About

Lottie is a writer and illustrator with science communication firmly at the heart of her work.

A trained scientist with an interdisciplinary background, Lottie discovered her appetite for science in sci-fi and fantasy. She has first-hand experience of the immense value these genres play in igniting public curiosity about research of all kinds.

Outside of more typical public engagement initiatives, she enjoys weaving together real and invented science to create immersive works that can both introduce complex scientific theories and extend them into the fantastical – the blurrier that line the better. She calls this for-fun pseudo-science ‘fictional science’, and fields questions from readers wanting to know more about the underlying research (which is more often than not stranger than the fiction!).
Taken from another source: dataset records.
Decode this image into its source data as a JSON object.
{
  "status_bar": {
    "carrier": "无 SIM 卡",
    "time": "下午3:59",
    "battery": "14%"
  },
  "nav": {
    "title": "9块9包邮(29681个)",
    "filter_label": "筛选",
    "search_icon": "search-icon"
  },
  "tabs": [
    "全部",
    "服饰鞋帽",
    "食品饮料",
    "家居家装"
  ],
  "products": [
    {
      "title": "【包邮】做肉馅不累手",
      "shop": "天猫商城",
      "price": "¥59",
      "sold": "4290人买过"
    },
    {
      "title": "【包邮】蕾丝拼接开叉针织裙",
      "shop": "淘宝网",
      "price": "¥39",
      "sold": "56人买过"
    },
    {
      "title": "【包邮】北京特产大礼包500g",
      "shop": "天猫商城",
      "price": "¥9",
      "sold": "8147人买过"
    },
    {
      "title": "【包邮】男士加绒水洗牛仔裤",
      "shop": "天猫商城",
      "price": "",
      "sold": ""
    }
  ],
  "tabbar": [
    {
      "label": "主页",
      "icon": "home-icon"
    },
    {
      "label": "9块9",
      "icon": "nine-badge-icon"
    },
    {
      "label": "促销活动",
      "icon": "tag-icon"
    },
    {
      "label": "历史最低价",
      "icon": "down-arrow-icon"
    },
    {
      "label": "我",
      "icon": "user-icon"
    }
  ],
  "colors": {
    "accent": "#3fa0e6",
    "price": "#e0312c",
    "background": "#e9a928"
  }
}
From fantastical ‘how-to’ textbooks to blogging real research trips and commissioned scientific illustrations, Lottie takes a cross-media approach to sating the curiosity of her readers and followers, whatever their skill level.

Background

Growing up Lottie found in-Universe texts or stories with scientific or historical truth behind their world-building the most engaging; e.g. “Fantastic Beasts and Where to Find Them” and “Quidditch Through the Ages” by JK Rowling, the “His Dark Materials” series by Philip Pullman, “The Hitchhiker’s Guide to the Galaxy” by Douglas Adams, “The Handmaid’s Tale” by Margaret Atwood and “Watership Down” by Richard Adams to name a few. These stories encouraged her both to pursue an education in science and to create her own worlds inspired by the established rules and cutting-edge research she was immersed in.

Her education and work has taken her through an undergraduate in theoretical physics (with a final-year project in the social sciences), a Ph.D. in astronomy then to postdoctoral work in neuroscience. With this simultaneously broad and comprehensive background she found a deep appreciation of scientific research of all types and the commonalities between them, and waves the flag for cross-disciplinary collaboration.

It was during her Ph.D. she discovered the best fun to be had was teaching and showcasing research to the young and old, science dabblers and ‘nerds’ alike. She kept an astronomy blog about her research, attended numerous school and local events and participated as a creative writer in the “Hogwarts is Here” Harry Potter online community project, writing a magical textbook on astronomy. From there she’s gone on to speak at Soapbox Science about life as a multidisciplinary scientist, solo write and illustrate “Groundbreaking Science: The Guide to Ki Control” – a fan textbook for Dragon Ball explaining superpowers, and draw companion pieces for fellow scientists’ publications for press releases.